Ma spesso l’apparenza inganna, è proprio il caso di ricordarlo. La Svizzera si è dotata di una legge sulle lingue, ha una radiotelevisione di lingua italiana diffusa in tutto il paese, l’italiano è lingua nazionale, ecc. ma, nonostante ciò, spesso l’italiano è dimenticato nell’amministrazione federale, fra gli enti parastatali, nelle scuole di alcuni cantoni e così via. Anche in campo sportivo, come è accaduto in occasione della partita di calcio tra la Svizzera e la Georgia (2019), in cui tutti gli annunci ufficiali furono dati in lingua tedesca, francese e inglese: un esempio di insensibilità e di poco rispetto verso i tantissimi sostenitori della “nazionale svizzera” di lingua italiana, che dette sfogo all’indignazione anche da parte di varie associazioni italiane operanti nella Svizzera tedesca. È anche noto che la lingua italiana è prevalente a Nord delle Alpi – dove risiede una comunità di oltre 600 mila italiani e una consistente comunità italofona – e non in Ticino e nel Grigioni italiano. Conseguentemente, l’attenzione del Forum per la promozione e difesa dell’italiano si è spostata sul resto della Svizzera in termini di vigilanza e intervento nelle situazioni anomali, come per l’offerta inadeguata dell’italiano nella scuola obbligatoria nei Cantoni di lingua tedesca o francese, ricorrendo in particolare alla Conferenza svizzera dei direttori della pubblica educazione.

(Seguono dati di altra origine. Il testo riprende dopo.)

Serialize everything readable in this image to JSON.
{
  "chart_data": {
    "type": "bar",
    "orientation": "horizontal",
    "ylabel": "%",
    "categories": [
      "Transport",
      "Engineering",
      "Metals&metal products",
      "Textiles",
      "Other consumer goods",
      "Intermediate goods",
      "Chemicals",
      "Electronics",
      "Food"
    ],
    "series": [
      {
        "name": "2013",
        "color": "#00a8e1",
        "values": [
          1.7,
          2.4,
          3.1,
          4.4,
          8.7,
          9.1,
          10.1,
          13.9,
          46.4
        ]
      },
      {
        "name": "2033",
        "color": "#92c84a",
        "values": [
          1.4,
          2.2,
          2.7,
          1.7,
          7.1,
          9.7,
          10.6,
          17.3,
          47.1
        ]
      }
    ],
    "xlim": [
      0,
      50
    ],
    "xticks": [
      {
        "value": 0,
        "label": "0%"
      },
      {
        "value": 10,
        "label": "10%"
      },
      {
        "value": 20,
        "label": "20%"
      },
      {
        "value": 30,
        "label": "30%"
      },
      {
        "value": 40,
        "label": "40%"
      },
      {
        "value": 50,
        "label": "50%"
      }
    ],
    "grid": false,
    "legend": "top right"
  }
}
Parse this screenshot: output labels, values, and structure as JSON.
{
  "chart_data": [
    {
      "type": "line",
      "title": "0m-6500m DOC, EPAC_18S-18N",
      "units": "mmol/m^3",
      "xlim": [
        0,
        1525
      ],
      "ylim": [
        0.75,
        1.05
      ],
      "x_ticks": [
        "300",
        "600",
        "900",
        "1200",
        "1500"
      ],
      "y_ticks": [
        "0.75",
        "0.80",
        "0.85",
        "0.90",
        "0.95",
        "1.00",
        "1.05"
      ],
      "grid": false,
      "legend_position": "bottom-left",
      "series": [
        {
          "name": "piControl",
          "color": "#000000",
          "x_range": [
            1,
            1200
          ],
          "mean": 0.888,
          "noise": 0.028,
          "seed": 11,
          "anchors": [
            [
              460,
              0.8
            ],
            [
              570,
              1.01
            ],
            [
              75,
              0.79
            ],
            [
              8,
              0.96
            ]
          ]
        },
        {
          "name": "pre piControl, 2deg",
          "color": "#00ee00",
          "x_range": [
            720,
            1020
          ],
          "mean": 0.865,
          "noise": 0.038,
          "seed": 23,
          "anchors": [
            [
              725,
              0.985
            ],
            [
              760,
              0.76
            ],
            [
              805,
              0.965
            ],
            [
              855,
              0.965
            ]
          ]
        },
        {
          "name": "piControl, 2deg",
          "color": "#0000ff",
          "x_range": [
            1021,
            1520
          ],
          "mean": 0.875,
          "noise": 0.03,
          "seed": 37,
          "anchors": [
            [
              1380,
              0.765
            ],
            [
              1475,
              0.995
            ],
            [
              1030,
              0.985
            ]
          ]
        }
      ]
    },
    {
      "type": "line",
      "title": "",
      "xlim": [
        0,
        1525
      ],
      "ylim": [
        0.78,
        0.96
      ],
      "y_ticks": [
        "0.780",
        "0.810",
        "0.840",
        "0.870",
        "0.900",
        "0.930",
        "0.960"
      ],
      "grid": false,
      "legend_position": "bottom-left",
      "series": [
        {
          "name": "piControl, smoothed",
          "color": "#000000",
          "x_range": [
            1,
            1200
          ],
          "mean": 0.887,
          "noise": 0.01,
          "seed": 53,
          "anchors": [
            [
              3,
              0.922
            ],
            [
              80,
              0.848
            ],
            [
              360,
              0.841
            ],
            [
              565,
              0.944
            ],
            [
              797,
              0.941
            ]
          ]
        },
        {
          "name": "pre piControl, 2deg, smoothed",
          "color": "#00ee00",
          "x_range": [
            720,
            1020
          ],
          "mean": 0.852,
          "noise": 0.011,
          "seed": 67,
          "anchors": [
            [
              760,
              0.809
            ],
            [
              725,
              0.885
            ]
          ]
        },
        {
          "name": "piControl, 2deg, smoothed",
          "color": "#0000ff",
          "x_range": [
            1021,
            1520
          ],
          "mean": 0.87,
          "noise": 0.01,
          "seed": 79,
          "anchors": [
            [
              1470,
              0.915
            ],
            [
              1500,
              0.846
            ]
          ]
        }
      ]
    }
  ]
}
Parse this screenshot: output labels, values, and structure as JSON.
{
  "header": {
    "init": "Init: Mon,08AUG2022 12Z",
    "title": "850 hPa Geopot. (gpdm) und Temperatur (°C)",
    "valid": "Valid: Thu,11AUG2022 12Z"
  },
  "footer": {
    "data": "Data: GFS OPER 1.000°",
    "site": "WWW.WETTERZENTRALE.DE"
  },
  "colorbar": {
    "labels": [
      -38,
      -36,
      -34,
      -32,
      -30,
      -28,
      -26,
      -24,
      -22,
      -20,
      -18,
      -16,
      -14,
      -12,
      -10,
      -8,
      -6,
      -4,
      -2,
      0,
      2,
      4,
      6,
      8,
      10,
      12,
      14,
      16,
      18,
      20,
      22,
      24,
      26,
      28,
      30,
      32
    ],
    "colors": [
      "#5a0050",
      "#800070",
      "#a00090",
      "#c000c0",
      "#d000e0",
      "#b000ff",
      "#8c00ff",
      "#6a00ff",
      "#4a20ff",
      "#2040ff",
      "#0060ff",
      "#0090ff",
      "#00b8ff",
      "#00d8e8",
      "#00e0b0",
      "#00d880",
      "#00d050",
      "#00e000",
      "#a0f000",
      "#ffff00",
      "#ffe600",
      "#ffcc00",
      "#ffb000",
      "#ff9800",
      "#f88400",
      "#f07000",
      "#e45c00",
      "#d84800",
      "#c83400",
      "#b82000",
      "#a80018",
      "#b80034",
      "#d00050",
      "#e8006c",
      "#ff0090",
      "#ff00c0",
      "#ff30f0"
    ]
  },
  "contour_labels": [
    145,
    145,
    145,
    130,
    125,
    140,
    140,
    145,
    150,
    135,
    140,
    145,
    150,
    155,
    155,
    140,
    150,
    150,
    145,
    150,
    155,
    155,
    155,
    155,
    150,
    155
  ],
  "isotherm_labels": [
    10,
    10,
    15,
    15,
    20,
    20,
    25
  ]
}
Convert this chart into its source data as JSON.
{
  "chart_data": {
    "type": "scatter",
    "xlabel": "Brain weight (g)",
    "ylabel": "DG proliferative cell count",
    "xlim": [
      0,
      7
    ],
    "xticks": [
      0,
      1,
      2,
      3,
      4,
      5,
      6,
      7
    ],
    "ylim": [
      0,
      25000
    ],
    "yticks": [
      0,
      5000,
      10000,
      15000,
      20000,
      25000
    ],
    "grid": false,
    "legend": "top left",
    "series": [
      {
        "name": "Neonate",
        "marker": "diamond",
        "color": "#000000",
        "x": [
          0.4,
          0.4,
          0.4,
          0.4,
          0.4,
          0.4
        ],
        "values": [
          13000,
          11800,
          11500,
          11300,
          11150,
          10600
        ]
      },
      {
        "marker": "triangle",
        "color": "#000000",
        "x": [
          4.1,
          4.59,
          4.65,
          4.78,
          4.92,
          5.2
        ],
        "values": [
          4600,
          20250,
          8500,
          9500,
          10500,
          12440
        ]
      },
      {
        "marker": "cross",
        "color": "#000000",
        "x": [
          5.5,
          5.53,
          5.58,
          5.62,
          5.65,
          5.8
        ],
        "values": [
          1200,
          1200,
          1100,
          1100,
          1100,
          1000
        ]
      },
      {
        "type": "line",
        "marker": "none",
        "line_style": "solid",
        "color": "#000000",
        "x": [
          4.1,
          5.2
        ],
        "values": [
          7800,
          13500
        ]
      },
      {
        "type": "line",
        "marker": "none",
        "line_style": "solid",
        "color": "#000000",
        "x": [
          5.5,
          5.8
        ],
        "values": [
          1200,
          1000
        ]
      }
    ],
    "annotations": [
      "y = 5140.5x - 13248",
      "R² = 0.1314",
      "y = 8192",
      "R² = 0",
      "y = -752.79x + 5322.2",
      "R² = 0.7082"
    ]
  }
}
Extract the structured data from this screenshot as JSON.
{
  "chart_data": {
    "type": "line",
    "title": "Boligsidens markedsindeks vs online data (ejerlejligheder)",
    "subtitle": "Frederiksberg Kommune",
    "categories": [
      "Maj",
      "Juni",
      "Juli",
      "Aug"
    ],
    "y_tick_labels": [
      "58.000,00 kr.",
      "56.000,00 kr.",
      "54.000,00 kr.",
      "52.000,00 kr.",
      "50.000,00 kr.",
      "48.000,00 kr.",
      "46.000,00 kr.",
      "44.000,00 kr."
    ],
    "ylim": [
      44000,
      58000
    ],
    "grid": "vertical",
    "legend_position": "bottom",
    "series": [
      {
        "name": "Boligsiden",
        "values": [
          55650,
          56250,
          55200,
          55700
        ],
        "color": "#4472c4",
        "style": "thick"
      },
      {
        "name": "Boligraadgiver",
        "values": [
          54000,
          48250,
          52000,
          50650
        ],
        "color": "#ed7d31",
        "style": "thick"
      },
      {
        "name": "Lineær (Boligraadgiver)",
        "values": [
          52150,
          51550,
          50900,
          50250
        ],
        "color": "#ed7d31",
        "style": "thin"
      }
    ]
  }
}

Fortunatamente! Infatti, fuori dai territori di appartenenza (Ticino e Grigioni) negli ultimi anni sono state prese tante decisioni scoraggianti per la lingua italiana: chiusure o ridimensionamento di cattedre universitarie, declassamento nei licei, offerta incompleta nella scuola dell’obbligo, assenza quasi totale dell’italiano nelle scuole di formazione professionale. Proprio di recente, grazie anche all’Ambasciata d’Italia a Berna, è stato scongiurato il declassamento della cattedra d’italianistica all’Università di Basilea, un riferimento tra i più prestigiosi assieme a quella di Zurigo, che ha avuto eco anche nel Parlamento svizzero su iniziativa della deputazione ticinese.
A fronte dei marcati cambiamenti socio-linguistici e del ruolo crescente dell’inglese, è fondamentale che l’italiano venga insegnato anche nella scuola primaria e secondaria, in modo da garantire un ampio accesso alla formazione linguistica e culturale; necessità che deve essere letta anche in chiave di coesione nazionale svizzera, che presuppone la valorizzazione di tutte le lingue nazionali. Avrei voluto rimarcare anche l’impegno storico della comunità italiana emigrata a difesa e valorizzazione della propria identità linguistica e culturale, sia a livello di comunicazione in famiglia che con l’istituzione di scuole italiane, perché come sosteneva Francesco Alberoni “un popolo che rinuncia alla sua lingua perde anche l’anima”. Ci sarà di sicuro un’altra occasione. Franco Narducci, di Santa Maria del Molise, risiede in Svizzera dal 1970. Eletto nel Parlamento italiano nella XV e XVI Legislatura per la ripartizione estero (Europa), è stato anche Vicepresidente della Commissione Affari esteri e comunitari della Camera dei deputati.